Geschichtsbilder der Gegenwart | Reflexivität und Nachträglichkeit in der zeitgenössischen Kunst
ÖAW | APART
Eva Kernbauer, Institut für Kunst- und Kulturwissenschaften
Projektlaufzeit: 1.4.2011 – 30.12.2012
Seit den frühen 1990er Jahren hat das Interesse an der Darstellung von Ereignissen der politischen, wirtschaftlichen und kulturellen Geschichte in der bildenden Kunst entgegen jeglicher Diagnosen vom "Vergessen und Auflösen der Geschichte" eine deutliche Steigerung erfahren. Besonders in den "Geschichtsmedien" Film und Video sind Auseinandersetzungen mit historischen Ereignissen, ihrer Vermittlung und Verarbeitung zahlreich und erfahren kritische Anerkennung.

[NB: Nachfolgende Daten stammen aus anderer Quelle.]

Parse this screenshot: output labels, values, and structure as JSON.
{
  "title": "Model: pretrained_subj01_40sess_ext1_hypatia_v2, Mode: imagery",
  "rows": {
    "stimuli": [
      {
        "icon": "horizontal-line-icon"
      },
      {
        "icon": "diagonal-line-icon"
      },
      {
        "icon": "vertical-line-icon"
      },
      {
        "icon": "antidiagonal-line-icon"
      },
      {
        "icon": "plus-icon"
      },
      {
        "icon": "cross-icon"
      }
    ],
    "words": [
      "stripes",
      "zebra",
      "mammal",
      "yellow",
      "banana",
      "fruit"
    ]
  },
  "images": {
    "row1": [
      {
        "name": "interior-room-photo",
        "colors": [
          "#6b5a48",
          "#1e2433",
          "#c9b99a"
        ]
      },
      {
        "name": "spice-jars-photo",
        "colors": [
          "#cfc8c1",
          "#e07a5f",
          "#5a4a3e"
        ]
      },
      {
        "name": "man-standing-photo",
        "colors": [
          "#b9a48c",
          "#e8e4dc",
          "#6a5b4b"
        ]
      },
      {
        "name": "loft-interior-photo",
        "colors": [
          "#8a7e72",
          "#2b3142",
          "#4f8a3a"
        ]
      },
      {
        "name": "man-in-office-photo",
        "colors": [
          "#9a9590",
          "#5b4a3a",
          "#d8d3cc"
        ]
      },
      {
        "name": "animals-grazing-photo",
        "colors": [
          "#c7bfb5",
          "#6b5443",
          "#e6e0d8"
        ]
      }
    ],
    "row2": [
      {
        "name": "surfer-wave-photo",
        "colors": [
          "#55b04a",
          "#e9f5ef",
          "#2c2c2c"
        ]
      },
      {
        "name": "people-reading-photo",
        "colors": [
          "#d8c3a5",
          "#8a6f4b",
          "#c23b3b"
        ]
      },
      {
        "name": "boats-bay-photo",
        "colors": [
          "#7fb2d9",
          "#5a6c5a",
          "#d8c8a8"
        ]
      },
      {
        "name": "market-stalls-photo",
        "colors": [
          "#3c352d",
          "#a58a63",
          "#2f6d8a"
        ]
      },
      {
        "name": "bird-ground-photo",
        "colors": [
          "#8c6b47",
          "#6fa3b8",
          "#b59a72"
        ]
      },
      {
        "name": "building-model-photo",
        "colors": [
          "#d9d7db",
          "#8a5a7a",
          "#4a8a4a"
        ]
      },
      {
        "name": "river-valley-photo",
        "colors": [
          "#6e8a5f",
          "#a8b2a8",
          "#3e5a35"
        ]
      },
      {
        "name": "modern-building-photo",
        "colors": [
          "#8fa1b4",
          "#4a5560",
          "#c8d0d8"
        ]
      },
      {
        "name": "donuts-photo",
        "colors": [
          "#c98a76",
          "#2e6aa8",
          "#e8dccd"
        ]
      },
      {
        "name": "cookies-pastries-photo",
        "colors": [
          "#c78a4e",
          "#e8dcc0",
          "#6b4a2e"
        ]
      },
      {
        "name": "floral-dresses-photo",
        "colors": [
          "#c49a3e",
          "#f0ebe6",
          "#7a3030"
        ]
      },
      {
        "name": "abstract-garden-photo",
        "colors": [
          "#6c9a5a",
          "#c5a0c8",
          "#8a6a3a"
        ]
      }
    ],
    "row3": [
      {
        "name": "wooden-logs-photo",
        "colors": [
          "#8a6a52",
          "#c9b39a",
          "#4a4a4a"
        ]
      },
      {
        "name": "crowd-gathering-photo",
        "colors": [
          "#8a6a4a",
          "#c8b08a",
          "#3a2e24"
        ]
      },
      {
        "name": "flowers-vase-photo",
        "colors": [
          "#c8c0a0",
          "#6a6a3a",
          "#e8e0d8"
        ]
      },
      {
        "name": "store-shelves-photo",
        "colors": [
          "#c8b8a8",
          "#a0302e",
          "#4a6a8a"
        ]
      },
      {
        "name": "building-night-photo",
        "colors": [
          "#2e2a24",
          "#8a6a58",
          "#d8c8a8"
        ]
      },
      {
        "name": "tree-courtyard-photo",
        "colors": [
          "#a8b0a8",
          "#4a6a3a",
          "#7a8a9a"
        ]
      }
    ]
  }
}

Der Zusammenhang von Visualität und Geschichte ist zu einem echten Leitproblem der bildenden Kunst geworden, in denen grundlegende kunst- und bildwissenschaftliche Fragestellungen zur Aussagekraft und Wirkung von Bildern berührt werden. Die Auseinandersetzung mit Geschichte in der bildenden Kunst kann dabei als Metapher für repräsentationskritische Fragestellungen ebenso verstanden werden wie als Metapher für die Geschichtlichkeit der Bilder oder die Bildlichkeit der Geschichte selbst. Dass ein solcher Chiasmus über den Wert eines bloßen Aphorismus hinausgeht, belegen nicht nur gängige Diagnosen zur Spektakularisierung der Gesellschaft, sondern auch jüngste Untersuchungen zur Bildpolitik der Gegenwart. Entgegen einer Ontologisierung sozialer Zuschreibungseffekte sind Analysen derjenigen spezifischen Techniken und Praktiken notwendig, mit denen Bildern erst Bedeutung verliehen wird.
Das Projekt greift an eben diesem Punkt in die Diskussion ein, indem es die Frage stellt, wie medienkritische und -reflexive Ansätze mit dem Wunsch nach der Positionierung neuer, "alternativer" Geschichtserzählungen in Zusammenhang gebracht werden können und inwieweit bildende Kunst denn eine besondere kritische Kompetenz im Umgang mit Bildmedien in Anspruch nehmen kann. Damit ist eine Umwertung verbunden, die künstlerische Praktiken nicht mehr in avantgardistischem Vorsprung oder in kritischer Distanz zur Gesellschaft positioniert, sondern innerhalb ihrer geschichtlichen Bedingtheit und Nachträglichkeit versteht.